PS: Mardaani 2 is not a remake of the Tamil thriller Ratsasan, as was previously speculated. Even though, both the films share similar themes and killers with a fetish of killing young girls. EXCLUSIVE! Is Mardaani 2 Inspired by Vishnu Vishal’s Ratsasan? Rani Mukerji Has THIS to Say on the Comparison!

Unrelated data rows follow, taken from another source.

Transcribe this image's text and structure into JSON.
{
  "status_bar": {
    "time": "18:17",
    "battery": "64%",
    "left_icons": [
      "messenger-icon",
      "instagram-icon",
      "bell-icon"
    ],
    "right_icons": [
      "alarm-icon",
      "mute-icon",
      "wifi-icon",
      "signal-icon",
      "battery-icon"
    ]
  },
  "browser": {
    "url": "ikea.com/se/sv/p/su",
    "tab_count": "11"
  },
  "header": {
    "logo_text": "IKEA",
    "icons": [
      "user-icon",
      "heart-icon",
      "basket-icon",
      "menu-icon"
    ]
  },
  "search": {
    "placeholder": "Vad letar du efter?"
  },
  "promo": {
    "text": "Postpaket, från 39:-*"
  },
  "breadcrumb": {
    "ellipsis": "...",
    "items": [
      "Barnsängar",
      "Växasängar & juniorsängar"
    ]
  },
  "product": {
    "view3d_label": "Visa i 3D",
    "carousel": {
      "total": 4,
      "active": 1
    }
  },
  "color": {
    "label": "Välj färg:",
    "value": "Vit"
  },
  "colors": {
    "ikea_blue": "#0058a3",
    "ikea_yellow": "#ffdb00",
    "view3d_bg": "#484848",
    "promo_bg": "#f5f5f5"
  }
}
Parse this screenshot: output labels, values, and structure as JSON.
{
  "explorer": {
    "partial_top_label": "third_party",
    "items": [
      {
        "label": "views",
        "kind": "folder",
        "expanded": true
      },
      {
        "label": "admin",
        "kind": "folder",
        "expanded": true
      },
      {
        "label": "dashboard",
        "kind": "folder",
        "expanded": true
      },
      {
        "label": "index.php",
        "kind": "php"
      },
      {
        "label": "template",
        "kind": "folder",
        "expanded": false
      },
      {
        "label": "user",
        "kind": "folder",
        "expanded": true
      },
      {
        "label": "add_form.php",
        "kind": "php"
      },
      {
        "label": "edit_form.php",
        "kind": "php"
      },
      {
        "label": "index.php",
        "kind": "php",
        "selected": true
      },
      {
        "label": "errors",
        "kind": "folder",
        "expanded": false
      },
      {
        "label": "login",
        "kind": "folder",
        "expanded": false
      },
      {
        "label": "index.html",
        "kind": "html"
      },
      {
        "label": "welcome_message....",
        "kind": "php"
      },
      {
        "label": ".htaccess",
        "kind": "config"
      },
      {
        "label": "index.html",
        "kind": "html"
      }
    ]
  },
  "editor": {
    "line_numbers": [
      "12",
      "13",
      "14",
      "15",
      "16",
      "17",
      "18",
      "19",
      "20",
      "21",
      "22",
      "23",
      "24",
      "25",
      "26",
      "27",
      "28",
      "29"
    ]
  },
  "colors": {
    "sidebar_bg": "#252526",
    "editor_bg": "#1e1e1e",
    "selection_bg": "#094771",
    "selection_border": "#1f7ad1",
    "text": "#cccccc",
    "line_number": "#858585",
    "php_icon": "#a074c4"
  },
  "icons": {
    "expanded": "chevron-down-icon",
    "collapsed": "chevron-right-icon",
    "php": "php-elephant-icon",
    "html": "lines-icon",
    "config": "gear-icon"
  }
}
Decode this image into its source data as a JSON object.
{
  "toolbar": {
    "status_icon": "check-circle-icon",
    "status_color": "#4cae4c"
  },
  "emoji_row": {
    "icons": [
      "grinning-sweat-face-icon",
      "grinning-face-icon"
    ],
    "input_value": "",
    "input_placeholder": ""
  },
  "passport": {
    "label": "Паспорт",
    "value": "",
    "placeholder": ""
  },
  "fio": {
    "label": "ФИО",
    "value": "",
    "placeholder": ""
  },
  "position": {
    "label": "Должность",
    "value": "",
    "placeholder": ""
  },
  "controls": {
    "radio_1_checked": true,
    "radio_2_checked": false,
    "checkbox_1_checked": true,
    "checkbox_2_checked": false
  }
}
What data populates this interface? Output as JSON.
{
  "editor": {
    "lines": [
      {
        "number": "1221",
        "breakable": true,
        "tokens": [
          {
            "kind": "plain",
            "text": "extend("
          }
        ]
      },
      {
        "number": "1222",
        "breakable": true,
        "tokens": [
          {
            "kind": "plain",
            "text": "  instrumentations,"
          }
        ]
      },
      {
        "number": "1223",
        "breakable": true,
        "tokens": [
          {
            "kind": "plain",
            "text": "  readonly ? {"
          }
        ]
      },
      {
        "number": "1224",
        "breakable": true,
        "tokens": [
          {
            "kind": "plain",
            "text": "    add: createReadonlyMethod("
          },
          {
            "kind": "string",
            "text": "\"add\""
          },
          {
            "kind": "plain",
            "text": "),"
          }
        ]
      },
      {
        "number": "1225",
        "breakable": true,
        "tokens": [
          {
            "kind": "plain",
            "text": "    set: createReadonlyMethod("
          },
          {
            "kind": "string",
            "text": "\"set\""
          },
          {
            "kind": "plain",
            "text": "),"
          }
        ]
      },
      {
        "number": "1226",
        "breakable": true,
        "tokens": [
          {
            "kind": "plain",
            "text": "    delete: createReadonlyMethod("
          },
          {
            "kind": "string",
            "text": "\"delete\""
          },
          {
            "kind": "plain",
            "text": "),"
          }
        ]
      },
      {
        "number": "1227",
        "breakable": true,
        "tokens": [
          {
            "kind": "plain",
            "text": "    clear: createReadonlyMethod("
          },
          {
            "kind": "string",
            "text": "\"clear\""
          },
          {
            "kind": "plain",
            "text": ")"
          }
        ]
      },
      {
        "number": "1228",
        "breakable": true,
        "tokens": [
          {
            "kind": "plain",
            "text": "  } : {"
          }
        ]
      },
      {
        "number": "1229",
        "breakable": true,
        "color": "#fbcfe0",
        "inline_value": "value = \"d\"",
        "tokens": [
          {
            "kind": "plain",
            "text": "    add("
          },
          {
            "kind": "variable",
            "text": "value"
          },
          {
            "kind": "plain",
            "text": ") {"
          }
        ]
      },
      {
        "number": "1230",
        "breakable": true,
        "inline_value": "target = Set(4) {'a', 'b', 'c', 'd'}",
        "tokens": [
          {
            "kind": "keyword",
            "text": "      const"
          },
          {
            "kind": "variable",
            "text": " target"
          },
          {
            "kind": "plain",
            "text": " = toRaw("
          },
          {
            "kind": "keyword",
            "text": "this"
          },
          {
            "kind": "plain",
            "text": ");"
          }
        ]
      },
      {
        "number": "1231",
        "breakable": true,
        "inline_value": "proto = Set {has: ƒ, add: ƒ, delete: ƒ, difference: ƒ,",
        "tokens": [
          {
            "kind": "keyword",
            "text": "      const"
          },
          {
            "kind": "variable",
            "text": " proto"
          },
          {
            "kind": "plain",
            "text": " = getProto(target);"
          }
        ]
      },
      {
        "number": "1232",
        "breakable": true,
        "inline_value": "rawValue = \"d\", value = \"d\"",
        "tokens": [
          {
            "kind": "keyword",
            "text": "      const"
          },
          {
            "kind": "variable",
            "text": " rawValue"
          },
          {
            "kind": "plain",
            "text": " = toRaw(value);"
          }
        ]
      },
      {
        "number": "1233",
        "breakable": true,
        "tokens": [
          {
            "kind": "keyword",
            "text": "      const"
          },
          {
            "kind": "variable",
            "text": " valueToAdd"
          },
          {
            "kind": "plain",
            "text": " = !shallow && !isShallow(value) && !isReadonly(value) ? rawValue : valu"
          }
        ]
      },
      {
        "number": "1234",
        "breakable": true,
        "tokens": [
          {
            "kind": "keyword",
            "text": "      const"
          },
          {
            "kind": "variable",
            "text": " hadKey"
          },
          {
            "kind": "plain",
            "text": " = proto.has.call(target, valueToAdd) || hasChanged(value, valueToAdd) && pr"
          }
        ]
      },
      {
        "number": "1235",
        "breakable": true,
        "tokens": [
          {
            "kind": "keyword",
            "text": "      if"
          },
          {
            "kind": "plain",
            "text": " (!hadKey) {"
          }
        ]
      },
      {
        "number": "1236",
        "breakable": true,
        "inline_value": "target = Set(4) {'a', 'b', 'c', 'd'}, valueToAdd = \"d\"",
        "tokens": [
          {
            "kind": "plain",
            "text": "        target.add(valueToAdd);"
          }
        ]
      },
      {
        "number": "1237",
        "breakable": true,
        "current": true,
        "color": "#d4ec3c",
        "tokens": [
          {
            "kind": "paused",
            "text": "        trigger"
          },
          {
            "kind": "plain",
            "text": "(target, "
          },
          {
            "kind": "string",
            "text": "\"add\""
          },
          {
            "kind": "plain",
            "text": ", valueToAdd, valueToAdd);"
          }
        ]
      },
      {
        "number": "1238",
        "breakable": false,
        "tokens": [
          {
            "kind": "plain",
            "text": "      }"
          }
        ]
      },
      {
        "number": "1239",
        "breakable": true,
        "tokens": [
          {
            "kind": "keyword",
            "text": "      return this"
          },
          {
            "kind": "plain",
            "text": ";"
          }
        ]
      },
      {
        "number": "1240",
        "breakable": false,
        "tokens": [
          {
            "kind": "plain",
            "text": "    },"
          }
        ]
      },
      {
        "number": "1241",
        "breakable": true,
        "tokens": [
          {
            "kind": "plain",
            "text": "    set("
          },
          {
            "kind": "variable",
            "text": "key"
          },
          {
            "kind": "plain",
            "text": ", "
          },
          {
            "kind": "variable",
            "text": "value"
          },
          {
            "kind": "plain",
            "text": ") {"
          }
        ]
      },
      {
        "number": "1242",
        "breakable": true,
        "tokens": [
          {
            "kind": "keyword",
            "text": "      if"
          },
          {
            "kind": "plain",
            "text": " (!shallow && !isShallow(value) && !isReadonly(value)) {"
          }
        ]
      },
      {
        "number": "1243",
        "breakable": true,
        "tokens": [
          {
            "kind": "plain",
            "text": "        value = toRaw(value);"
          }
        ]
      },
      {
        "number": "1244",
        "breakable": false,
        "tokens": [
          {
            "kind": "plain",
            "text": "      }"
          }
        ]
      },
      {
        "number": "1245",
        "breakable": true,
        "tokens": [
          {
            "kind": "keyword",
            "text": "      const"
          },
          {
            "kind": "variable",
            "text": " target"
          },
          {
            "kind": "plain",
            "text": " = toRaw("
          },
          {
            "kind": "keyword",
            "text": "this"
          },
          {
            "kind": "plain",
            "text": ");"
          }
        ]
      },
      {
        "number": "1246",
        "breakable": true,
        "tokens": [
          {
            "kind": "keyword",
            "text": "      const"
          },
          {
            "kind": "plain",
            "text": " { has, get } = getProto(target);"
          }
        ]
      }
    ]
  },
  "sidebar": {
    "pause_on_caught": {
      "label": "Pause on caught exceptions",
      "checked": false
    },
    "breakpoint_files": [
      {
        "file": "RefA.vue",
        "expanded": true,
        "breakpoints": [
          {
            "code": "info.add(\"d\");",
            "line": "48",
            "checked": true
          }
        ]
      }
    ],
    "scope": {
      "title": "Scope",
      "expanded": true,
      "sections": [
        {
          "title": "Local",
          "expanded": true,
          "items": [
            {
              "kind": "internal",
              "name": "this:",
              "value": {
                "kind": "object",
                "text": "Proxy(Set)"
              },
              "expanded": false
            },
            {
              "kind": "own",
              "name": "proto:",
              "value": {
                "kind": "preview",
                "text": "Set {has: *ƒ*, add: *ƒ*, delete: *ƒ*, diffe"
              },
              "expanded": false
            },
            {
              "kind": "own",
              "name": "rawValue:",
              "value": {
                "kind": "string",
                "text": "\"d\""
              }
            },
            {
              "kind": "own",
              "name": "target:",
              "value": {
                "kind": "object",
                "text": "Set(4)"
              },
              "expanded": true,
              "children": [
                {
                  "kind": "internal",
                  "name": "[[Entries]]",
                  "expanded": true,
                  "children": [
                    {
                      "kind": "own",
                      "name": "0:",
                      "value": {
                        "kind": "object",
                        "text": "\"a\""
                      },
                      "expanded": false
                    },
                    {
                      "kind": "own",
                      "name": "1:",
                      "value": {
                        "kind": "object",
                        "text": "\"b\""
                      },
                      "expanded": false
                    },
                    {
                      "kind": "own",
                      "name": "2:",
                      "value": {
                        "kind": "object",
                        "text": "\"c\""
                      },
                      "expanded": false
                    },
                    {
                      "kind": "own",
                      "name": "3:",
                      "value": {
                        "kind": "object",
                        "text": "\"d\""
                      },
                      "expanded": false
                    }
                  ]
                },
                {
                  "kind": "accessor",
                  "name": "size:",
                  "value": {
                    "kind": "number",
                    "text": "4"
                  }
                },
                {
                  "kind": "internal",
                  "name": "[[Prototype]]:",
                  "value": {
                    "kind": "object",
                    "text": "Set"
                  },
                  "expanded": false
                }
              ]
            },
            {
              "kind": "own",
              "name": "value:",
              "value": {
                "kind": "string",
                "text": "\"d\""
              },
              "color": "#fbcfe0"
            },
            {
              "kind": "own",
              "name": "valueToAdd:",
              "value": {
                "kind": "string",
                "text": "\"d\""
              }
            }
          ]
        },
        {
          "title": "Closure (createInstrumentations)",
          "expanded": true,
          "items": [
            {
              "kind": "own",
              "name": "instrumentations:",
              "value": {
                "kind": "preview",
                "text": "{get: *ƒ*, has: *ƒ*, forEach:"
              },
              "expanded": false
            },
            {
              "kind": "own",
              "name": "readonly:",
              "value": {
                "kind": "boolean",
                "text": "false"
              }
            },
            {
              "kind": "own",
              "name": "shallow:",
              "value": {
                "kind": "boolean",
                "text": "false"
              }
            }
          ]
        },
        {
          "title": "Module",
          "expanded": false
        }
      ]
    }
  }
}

Rani Mukerji delivers yet another powerhouse performance in her second outing as Shivani Roy. The scenes where she establishes anguish and fury are extremely convincing, and the way she makes some of the well-written dialogues sound so impactful deserves accolades. Television star Vishal Jethwa is a brilliant find. It is hard not to find yourself disgusted by his character's vile antics, which also includes child-killing, and Vishal's menacing performance adds a sufficient amount of dread in those scenes.
- Rani Mukerji
- Vishal Jethwa
- The Crisp, Thrilling Narrative
- The Adequate Runtime
- Convenient Editing Cuts
- The Villain's Fourth-Wall Breaking Gimmick isn't That Effective
- The Discussions on Patriarchy Puts a Dampener on The Hunt in a Couple of Occasions
- A Slightly Weaker Second Half
Mardaani 2 is effective, thrilling and powerful, with fantastic performances from Rani Mukerji and the young Vishal Jethwa. It isn't easy to watch, especially some of the brutalities that are shown or discussed. The movie also has its occasional slip-ups and stumbles. Overall, though, Mardaani 2 is evocative enough to raise your emotions over the atrocities happening on women, and yet not taking the Simmba approach of being irresponsible.